Electronic Thesis and Dissertation Repository


Doctor of Philosophy


Mechanical and Materials Engineering


Dr. Thomas R. Jenkyn


Biomechanical investigations involving the characterization of biomaterials or improvement of implant design often employ finite element (FE) analysis. However, the contemporary method of developing a FE mesh from computed tomography scans involves much manual intervention and can be a tedious process. Researchers will often focus their efforts on creating a single highly validated FE model at the expense of incorporating variability of anatomical geometry and material properties, thus limiting the applicability of their findings. The goal of this thesis was to address this issue through the use of a statistical shape model (SSM). A SSM is a probabilistic description of the variation in the shape of a given class of object. (Additional scalar data, such as an elastic constant, can also be incorporated into the model.) By discretizing a sample (i.e. training set) of unique objects of the same class using a set of corresponding nodes, the main modes of shape variation within that shape class are discovered via principal component analysis.
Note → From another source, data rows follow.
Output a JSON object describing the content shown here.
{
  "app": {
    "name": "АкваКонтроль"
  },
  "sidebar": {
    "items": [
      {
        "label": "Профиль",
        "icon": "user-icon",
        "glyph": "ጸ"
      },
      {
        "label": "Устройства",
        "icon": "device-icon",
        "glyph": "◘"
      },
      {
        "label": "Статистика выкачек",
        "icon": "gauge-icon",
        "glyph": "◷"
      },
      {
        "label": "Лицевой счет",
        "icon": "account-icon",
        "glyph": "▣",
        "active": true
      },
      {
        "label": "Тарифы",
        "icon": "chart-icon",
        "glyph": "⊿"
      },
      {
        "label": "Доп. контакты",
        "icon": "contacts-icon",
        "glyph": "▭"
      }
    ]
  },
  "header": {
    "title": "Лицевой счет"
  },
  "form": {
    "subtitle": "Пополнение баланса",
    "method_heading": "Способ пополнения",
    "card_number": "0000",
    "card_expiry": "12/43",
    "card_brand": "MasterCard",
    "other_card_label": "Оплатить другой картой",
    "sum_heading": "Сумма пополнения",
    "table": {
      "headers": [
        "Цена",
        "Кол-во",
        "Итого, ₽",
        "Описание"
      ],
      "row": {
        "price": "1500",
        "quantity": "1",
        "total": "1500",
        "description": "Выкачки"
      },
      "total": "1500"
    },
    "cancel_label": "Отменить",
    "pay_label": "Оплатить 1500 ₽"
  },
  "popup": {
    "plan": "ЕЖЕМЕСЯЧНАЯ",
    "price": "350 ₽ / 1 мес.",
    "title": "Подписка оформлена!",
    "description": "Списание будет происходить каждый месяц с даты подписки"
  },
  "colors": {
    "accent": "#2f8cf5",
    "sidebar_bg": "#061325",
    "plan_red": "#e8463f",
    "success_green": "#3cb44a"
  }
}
By combining the principal components using different linear combinations, new shape instances are created, each with its own unique geometry while retaining the characteristics of its shape class. In this thesis, FE models of the human craniofacial skeleton (CFS) were first validated to establish their viability. A mesh morphing procedure was then developed to map one mesh onto the geometry of 22 other CFS models forming a training set for a SSM of the CFS. After verifying that FE results derived from morphed meshes were no different from those obtained using meshes created with contemporary methods, a SSM of the human CFS was created, and 1000 CFS FE meshes produced. It was found that these meshes accurately described the geometric variation in human population, and were used in a Monte Carlo analysis of facial fracture, finding past studies attempting to characterize the fracture probability of the zygomatic bone are overly conservative.